I had no idea what septic meant, which was good, although I was too sick to be scared. I was admitted to the hospital and lost consciousness almost immediately. 
The first, and, fortunately, the only, organ to fail was my kidneys. My loved ones offer sobering accounts of watching me puff up like a blowfish. My primary care doctor then, Dan Moline, M.D., pulled in infectious disease specialists and knocked himself out to find an antibiotic that would work, but nothing did. Fluids continued to seep out of capillaries and into tissues contributing to the blowfish effect. 
Dr. Moline prepared my family for the worst, but he refused to give up on me. He later told me that he stayed with me until 2:30 a.m. on the night he expected I would die, and then remembered a simple now out-of- favor treatment for kidney disease or failure: albumin infusion. The next morning he expected to see an empty bed, but there I was, sitting up in bed staring at my hideous arms, which looked like clown balloons and were too heavy to lift.
My kidneys had kicked back in, my capillaries were beginning to behave, and the fluids that had been pumped into my tissues for days began to drain. I had gained 70 pounds of fluid in less than a week.
Relocated from the ICU to a regular hospital room, I used my strange heavy arms to lift food to my mouth for the first time in a week. Hospital food! Bleah! Right off the bat, I was offered Ensure, a thick, sweet, nauseating concoction that coats the tongue like milk of magnesia. The first two Ensure ingredients are water and sugar. One cup of Ensure has 50 grams — approximately 12.5 teaspoons of sugar. I wasn’t paying attention to sugar grams back then, but knew that Ensure and some of the other “meals” that appeared on my bed tray were not doing me any good. (This later led to an early ah ha! moment: Most hospital dietitians and too many doctors are stuck in the dark ages about alternative approaches to nutrition.) 
Note: As I update this post in May 2016, I concede that Ensure has benefits. It helped keep my mother alive until her demise at 98, and a friend's mom, approaching 103, is on an Ensure diet.
With the catheter out, my main exercise was shuffling back and forth to the latrine as the stored fluids made their way through my restored  kidneys. Back home, I remained a frequent flyer to the bathroom. Each morning for a couple weeks I was rewarded at the scale with a one-to-three-pound overnight weight loss. Fun! 
I'd wanted to lose 15 or 20 pounds for years, but not badly enough to suffer deprivation.  I’d had it with yo-yo dieting, always regaining the five to 20 pounds I managed to lose. 
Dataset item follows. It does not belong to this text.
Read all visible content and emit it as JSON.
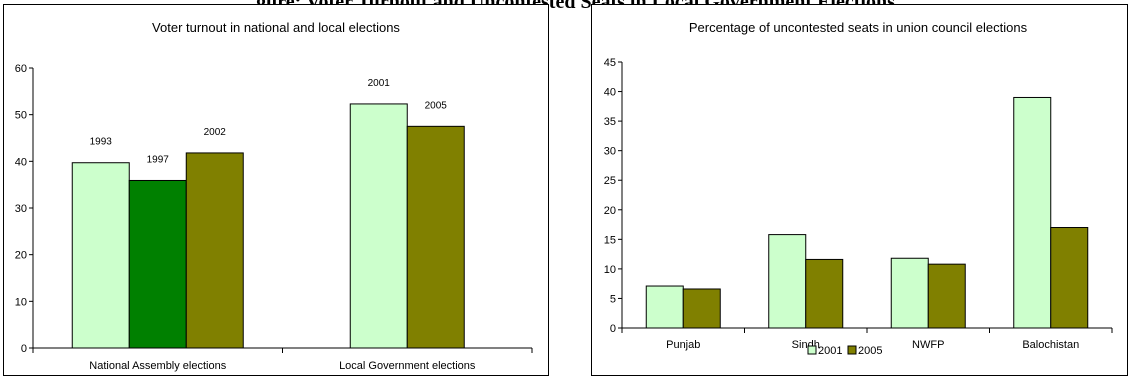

I'd shoved aside the fact that I weighed almost as much as I had when I was nine months pregnant with my first child (170 pounds), and told myself that wearing big tops over elastic- waist pants wasn’t such a bad fashion statement for a woman in her fifties. My body mass index, which, I knew nothing about at the time, was 26.5, putting me solidly into the overweight category. Nobody, especially me, was describing me as obese, but more like “she could stand to lose a few pounds.” Boy, was I in denial.
When the weight loss (and multiple nocturnal bathroom visits) finally stopped, I settled at 155 pounds, down 15  from my pre-Nepal weight. Yahoo! I thought. Now if I can just manage to keep it off.
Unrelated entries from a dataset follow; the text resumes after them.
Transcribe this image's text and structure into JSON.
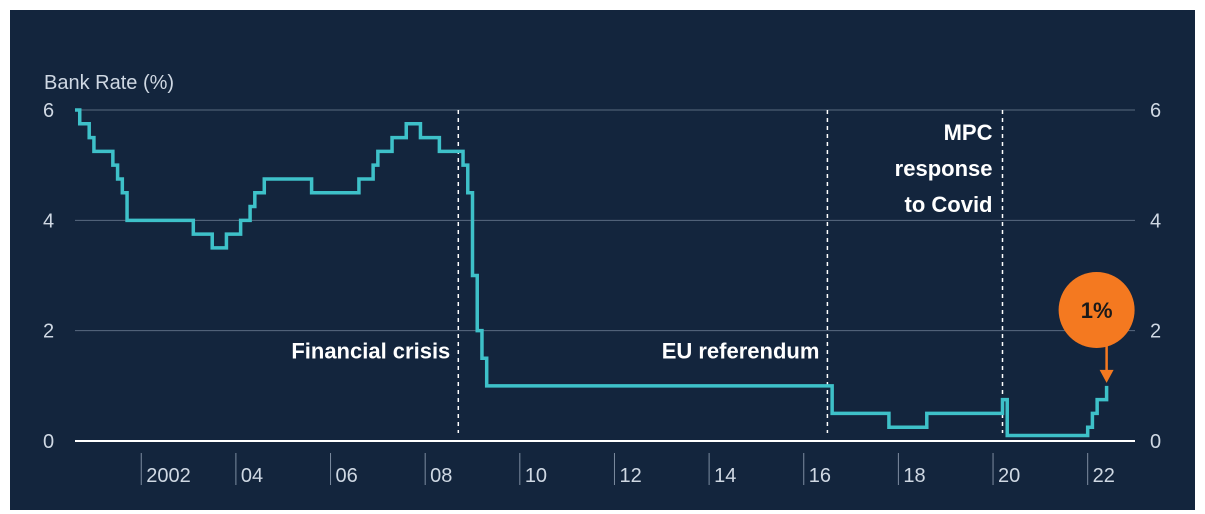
{
  "chart_data": {
    "type": "line",
    "ylabel": "Bank Rate (%)",
    "ylim": [
      0,
      6
    ],
    "y_ticks": [
      "0",
      "2",
      "4",
      "6"
    ],
    "x_ticks": [
      {
        "year": 2002,
        "label": "2002"
      },
      {
        "year": 2004,
        "label": "04"
      },
      {
        "year": 2006,
        "label": "06"
      },
      {
        "year": 2008,
        "label": "08"
      },
      {
        "year": 2010,
        "label": "10"
      },
      {
        "year": 2012,
        "label": "12"
      },
      {
        "year": 2014,
        "label": "14"
      },
      {
        "year": 2016,
        "label": "16"
      },
      {
        "year": 2018,
        "label": "18"
      },
      {
        "year": 2020,
        "label": "20"
      },
      {
        "year": 2022,
        "label": "22"
      }
    ],
    "xlim": [
      2000.6,
      2023.0
    ],
    "grid": true,
    "series_color": "#3ec1c9",
    "series": [
      {
        "x": [
          2000.6,
          2000.7,
          2000.9,
          2001.0,
          2001.1,
          2001.4,
          2001.5,
          2001.6,
          2001.7,
          2001.8,
          2002.1,
          2003.1,
          2003.5,
          2003.8,
          2004.1,
          2004.3,
          2004.4,
          2004.6,
          2005.6,
          2006.6,
          2006.9,
          2007.0,
          2007.3,
          2007.6,
          2007.9,
          2008.3,
          2008.8,
          2008.9,
          2009.0,
          2009.1,
          2009.2,
          2009.3,
          2016.6,
          2017.8,
          2018.6,
          2020.2,
          2020.3,
          2021.9,
          2022.0,
          2022.1,
          2022.2,
          2022.4
        ],
        "y": [
          6.0,
          5.75,
          5.5,
          5.25,
          5.25,
          5.0,
          4.75,
          4.5,
          4.0,
          4.0,
          4.0,
          3.75,
          3.5,
          3.75,
          4.0,
          4.25,
          4.5,
          4.75,
          4.5,
          4.75,
          5.0,
          5.25,
          5.5,
          5.75,
          5.5,
          5.25,
          5.0,
          4.5,
          3.0,
          2.0,
          1.5,
          1.0,
          0.5,
          0.25,
          0.5,
          0.75,
          0.1,
          0.1,
          0.25,
          0.5,
          0.75,
          1.0
        ]
      }
    ],
    "vlines": [
      {
        "x": 2008.7,
        "label": "Financial crisis"
      },
      {
        "x": 2016.5,
        "label": "EU referendum"
      },
      {
        "x": 2020.2,
        "label_lines": [
          "MPC",
          "response",
          "to Covid"
        ]
      }
    ],
    "callout": {
      "x": 2022.4,
      "y": 1.0,
      "text": "1%",
      "color": "#f47920"
    }
  }
}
Keeping weight under control wasn't quite as easy as I thought. After my medical crisis passed, I was back to preparing family meals as usual: lots of veggies, brown rice, baked potatoes, salads, and low-fat meats. Bacon was banned, and so was butter. But not Junior Mints, which were fat free. What could possibly go wrong?
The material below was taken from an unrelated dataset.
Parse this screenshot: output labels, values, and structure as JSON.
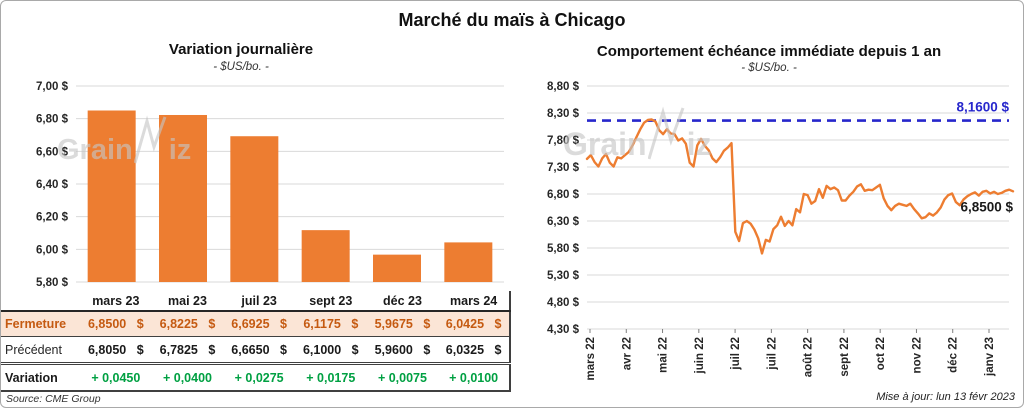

Plenty. Just ask all the people who gained weight and kept it on during decades of the low-fat nutrition craze, which still holds sway. Me? I'm a low-carb believer now, and have been known to proselytize.

All I need to do during the resolution time of year is to talk to myself about making a correction here and there.: Cut the bread, sugar, pasta, processed foods, cakes, cookies, and no sodas, ever.

So far, so good.
The low-carb burger. No bun, baby. Use a fork and a napkin.